Beim Zusammenstoß zweier hochmotorisierter Autos mit einem Lkw ist ein Autofahrer gestorben. Der 22-Jährige und ein zweiter Fahrer verloren laut Polizei die Kontrolle über die Autos. Nun wird geprüft, ob es sich um ein verbotenes Autorennen handelte.

Über dieses Thema berichtet: Regionalnachrichten aus der Oberpfalz am .

Auf der B299 bei Gebenbach im Landkreis Amberg-Sulzbach ist ein 22-jähriger Autofahrer verstorben. Wie die Polizei mitteilte, seien der 22-jährige Amerikaner sowie ein 30 Jahre alter Amerikaner mit ihren Autos am Morgen auf der Straße in einen entgegenkommenden Sattelzug gefahren. Nach Angaben der Polizei fuhren die beiden "hochmotorisierte BMW".
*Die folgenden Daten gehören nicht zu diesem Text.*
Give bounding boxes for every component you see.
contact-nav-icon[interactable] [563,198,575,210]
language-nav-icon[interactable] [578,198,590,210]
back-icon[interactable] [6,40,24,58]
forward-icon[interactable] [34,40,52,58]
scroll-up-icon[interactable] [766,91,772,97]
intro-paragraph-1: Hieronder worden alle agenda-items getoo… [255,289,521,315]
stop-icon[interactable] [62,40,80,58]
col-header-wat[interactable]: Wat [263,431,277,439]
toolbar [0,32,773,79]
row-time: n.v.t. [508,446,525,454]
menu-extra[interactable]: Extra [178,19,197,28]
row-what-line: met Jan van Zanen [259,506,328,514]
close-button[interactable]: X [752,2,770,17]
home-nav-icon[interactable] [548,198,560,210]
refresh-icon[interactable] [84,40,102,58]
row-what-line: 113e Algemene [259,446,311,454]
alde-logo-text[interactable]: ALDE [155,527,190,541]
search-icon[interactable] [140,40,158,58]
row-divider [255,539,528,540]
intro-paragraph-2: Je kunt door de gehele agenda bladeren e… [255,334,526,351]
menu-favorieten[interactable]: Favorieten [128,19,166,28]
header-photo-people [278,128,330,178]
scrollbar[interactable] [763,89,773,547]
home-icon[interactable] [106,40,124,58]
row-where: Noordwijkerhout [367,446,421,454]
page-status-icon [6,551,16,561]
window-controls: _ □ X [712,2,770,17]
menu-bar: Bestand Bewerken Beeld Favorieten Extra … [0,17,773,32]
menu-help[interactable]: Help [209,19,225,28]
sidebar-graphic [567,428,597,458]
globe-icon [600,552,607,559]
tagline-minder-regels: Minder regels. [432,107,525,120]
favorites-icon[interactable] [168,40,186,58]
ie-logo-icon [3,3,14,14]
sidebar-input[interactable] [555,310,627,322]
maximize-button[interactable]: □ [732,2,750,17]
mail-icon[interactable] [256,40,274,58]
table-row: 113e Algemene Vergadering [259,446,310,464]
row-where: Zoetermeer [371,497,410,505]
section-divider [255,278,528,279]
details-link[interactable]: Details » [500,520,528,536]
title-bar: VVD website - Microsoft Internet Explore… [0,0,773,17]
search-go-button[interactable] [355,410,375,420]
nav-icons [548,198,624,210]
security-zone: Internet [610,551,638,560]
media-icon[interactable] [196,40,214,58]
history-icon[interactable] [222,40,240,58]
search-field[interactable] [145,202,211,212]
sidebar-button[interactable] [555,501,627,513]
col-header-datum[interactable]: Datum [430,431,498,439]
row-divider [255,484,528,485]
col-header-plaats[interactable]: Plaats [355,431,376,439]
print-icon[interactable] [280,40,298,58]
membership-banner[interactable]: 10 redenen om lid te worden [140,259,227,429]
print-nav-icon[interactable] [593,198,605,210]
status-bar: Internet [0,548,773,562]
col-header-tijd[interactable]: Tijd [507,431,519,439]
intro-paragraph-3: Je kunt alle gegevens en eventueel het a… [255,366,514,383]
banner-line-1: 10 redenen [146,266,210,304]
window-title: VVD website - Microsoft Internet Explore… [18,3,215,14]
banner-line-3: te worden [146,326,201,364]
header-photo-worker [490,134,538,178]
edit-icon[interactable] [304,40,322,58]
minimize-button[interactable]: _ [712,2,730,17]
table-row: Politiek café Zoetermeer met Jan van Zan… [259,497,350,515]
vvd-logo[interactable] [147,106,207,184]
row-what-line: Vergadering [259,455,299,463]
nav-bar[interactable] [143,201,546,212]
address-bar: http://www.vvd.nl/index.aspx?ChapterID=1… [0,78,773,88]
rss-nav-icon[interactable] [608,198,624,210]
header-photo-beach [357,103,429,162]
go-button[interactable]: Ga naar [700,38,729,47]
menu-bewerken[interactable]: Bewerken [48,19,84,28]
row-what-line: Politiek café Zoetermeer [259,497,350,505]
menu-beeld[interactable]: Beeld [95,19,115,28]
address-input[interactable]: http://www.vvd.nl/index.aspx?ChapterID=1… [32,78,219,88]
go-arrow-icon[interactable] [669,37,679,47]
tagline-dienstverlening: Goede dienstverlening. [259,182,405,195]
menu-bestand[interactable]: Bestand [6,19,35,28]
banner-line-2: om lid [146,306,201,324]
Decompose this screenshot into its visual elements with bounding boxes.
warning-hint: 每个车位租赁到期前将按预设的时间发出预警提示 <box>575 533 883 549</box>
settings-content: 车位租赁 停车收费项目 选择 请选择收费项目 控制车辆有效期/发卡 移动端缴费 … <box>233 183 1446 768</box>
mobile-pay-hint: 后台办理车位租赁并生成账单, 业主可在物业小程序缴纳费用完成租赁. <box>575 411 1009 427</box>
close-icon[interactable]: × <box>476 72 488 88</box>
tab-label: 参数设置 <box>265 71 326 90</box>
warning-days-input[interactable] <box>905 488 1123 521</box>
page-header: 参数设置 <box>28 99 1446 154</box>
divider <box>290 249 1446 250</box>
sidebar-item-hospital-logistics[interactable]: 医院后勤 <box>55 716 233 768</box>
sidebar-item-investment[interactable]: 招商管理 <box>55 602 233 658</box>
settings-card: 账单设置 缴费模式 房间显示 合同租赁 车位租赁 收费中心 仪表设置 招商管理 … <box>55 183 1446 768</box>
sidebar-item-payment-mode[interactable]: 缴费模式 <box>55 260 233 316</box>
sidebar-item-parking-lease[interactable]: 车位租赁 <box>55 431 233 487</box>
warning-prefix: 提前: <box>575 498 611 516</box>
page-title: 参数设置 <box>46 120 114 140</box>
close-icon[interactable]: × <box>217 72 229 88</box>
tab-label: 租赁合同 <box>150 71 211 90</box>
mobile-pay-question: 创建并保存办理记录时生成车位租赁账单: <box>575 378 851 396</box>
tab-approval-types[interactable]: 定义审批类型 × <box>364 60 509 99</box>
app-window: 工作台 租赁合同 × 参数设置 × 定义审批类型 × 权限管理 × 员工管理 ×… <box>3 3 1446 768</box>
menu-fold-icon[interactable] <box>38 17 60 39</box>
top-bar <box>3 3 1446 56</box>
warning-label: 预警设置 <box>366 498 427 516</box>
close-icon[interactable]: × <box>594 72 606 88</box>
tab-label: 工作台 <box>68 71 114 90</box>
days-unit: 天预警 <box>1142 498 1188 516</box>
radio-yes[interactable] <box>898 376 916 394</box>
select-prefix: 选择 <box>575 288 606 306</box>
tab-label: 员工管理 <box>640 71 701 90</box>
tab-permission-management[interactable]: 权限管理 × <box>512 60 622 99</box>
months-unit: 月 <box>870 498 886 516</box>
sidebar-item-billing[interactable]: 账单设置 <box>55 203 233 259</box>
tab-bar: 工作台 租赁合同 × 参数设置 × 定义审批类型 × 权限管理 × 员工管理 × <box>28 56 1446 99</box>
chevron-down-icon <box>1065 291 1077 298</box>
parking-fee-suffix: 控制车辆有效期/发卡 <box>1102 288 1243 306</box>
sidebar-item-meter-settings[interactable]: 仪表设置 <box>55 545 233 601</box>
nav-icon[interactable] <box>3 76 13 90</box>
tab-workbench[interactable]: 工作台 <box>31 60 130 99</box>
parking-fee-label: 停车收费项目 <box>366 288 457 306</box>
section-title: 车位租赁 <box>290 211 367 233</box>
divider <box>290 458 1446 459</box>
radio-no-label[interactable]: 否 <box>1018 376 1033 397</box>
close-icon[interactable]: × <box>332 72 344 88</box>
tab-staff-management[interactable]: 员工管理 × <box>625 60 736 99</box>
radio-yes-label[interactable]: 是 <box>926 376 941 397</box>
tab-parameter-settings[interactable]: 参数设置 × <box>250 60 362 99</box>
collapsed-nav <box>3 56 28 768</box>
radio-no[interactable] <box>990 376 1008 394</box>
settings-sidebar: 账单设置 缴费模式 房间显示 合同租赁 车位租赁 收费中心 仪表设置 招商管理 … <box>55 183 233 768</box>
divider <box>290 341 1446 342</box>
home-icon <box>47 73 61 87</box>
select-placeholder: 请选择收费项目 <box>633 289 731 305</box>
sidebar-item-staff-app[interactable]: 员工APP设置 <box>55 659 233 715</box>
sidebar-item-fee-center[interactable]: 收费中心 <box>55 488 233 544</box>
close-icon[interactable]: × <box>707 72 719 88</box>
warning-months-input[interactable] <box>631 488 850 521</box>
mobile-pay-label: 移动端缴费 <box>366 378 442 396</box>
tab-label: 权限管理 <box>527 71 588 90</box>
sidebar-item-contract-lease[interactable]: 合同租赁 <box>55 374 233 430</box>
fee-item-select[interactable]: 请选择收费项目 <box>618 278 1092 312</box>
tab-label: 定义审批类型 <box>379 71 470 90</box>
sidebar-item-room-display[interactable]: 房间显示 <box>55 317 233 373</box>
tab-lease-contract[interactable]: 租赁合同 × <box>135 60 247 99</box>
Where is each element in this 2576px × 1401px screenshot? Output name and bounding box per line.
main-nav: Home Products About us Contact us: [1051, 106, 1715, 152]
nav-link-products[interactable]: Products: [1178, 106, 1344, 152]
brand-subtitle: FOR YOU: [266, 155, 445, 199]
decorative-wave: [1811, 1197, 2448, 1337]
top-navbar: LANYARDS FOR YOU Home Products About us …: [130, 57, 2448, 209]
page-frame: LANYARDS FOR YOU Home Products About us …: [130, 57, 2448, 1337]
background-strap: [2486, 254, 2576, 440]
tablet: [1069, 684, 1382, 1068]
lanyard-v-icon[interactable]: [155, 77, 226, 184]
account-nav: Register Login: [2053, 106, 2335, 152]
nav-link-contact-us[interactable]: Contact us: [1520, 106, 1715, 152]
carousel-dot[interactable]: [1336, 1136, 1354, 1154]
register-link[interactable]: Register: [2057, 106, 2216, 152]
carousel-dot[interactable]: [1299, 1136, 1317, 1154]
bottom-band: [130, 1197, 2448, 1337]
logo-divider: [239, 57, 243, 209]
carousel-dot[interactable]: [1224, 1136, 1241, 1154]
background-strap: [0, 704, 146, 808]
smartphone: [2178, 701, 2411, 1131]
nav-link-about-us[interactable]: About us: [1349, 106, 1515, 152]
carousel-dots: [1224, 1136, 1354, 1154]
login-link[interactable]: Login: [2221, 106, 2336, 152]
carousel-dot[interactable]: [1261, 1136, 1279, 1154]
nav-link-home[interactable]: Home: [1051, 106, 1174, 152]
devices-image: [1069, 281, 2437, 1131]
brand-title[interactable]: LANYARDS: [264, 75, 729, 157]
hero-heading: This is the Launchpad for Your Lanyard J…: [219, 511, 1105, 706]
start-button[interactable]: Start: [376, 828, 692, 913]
Sattelzug und ein Auto ausgebrannt

Der Sattelzug und eines der beiden beteiligten Autos fingen laut Polizei Feuer. Die 41-jährige Lkw-Fahrerin aus dem Landkreis Neumarkt und der 30-jährige Fahrer des brennenden Autos hätten sich selbst aus ihren Fahrzeugen retten können. Sie erlitten leichte Verletzungen. Beide Fahrzeuge seien vollständig ausgebrannt.

22-Jähriger verstarb noch an der Unfallstelle

Für den 22-jährigen Fahrer des anderen Autos sei hingegen jede Hilfe zu spät gekommen, wie es in der Mitteilung der Polizei heißt: "Durch die erhebliche Deformation der Fahrerseite erlitt er tödliche Verletzungen und verstarb noch an der Unfallstelle. Die Bergung des Verstorbenen aus dem stark beschädigten Fahrzeug gestaltete sich aufwendig."

Nach bisherigen Erkenntnissen verloren die beiden Autofahrer auf regennasser Straße kurz vor Kainsricht die Kontrolle über die Fahrzeuge. Die Fahrerin des Sattelzuges hätte noch versucht auszuweichen, habe einen Zusammenstoß aber nicht mehr verhindern können.

Verdacht: Verbotenes Kraftfahrzeugrennen

Zur Klärung des genauen Unfallhergangs sei ein Sachverständiger hinzugezogen worden. Die Ermittler würden den Verdacht eines verbotenen Kraftfahrzeugrennens prüfen, so die Polizei – gewisse Anhaltspunkte deuteten darauf hin. Möglicherweise sei es eine Kombination aus regennasser Straße und hoher Geschwindigkeit gewesen. Aquaplaning habe es aber nicht gegeben, wie die Polizei gegenüber BR24 sagte.

B299 für mehrere Stunden gesperrt

Die B299 war nach Angaben der Polizei wegen der Unfallaufnahme, der Löscharbeiten und der aufwendigen Bergung der Fahrzeuge für mehrere Stunden vollständig gesperrt. Außerdem sei wegen ausgelaufener Betriebsstoffe der betroffene Böschungsbereich abgetragen worden.